The super ego is obvious in Macbeth even before the murder. Macbeth hungers for the crown, but the thought of killing Duncan, his king, benefactor, and friend, appalls him. Before entering the sleeping Duncan’s chamber, Macbeth agonizes over what he is about to do; after committing the murder, he is tortured by his conscience. Unable to sleep, he obsesses about the horrendous nature of his crime. In Lady Macbeth, the super ego is submerged temporarily through an act of will; before the murder, she steels herself against it, mistakenly assuming it is an expression of feminine weakness. After the murder, she denies its existence, insisting to Macbeth that “a little water clears us of this deed.” Washing Duncan’s blood from their hands, she believes, is all that’s necessary to escape retribution. She fails to recognize the presence and power of the super ego. Ultimately, however, it overrides Lady Macbeth’s psychological defenses, and she commits suicide.
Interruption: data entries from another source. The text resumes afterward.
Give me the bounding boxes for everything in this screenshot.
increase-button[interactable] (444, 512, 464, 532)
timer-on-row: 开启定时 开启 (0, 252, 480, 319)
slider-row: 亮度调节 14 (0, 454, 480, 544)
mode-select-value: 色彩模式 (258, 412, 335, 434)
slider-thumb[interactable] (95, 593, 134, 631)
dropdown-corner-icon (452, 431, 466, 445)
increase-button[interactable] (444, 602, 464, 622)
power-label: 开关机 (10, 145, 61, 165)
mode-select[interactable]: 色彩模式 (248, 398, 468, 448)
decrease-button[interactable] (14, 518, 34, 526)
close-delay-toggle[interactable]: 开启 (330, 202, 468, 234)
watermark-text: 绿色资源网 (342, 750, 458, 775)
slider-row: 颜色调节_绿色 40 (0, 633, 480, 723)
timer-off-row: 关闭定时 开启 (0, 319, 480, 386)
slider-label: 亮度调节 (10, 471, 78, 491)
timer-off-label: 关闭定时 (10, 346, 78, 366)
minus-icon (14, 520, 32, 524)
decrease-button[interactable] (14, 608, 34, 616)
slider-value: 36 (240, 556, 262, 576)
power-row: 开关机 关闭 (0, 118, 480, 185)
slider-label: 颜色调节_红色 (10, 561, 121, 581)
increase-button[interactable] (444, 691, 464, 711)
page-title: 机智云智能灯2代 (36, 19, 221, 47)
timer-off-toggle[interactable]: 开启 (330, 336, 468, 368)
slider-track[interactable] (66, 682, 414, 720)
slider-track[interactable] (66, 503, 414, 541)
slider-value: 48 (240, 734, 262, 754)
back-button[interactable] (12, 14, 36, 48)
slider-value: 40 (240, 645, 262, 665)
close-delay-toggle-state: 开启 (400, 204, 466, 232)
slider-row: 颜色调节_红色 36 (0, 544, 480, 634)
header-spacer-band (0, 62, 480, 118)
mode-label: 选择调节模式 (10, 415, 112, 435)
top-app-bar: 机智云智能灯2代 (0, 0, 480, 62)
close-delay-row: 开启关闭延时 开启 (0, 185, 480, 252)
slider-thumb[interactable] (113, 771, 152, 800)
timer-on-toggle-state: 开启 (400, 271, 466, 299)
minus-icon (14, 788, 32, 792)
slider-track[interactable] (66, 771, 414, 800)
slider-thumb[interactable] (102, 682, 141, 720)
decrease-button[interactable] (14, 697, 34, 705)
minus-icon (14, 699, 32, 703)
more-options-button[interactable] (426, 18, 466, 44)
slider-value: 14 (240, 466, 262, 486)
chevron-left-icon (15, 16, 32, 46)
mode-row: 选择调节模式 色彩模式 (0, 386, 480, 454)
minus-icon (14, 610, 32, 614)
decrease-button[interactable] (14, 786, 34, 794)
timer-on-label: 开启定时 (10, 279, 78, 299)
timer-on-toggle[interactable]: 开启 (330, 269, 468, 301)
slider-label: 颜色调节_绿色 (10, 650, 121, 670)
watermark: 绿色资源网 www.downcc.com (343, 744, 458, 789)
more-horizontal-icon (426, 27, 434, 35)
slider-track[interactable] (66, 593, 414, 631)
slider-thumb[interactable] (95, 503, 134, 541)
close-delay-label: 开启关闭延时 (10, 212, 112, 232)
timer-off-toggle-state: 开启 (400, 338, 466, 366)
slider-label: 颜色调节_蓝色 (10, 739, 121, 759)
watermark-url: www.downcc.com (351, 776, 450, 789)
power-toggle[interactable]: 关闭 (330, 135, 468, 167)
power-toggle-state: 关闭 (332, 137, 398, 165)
Shakespeare doesn't employ the vocabulary of mental illness, but the manifestations of depression and psychosis are evident in the Macbeths’ mental and emotional deterioration. Shakespeare also understands their source—relentless, unalleviated guilt and fear. Macbeth lives in fear from the moment he first consents to murder the king, and after killing Duncan, he is consumed with guilt and plagued with insomnia. At various times, he suffers from visual and auditory hallucinations, and as his condition deteriorates, he becomes increasingly paranoid. Macbeth feels hopeless, his despair and bitterness expressed most vividly in the play’s conclusion as he prepares to go to war.
Shakespeare devotes much of the play to detailing Macbeth’s psychological deterioration, but he illustrates Lady Macbeth’s in one scene. As she walks in her sleep, sighing pitifully and trying to wash her hands of blood that now exists only in her unconscious mind, the extent of her mental destruction is made clear. That she soon kills herself, as her servants feared she would, comes as no surprise. Her death is entirely consistent with the psychological unraveling of her personality.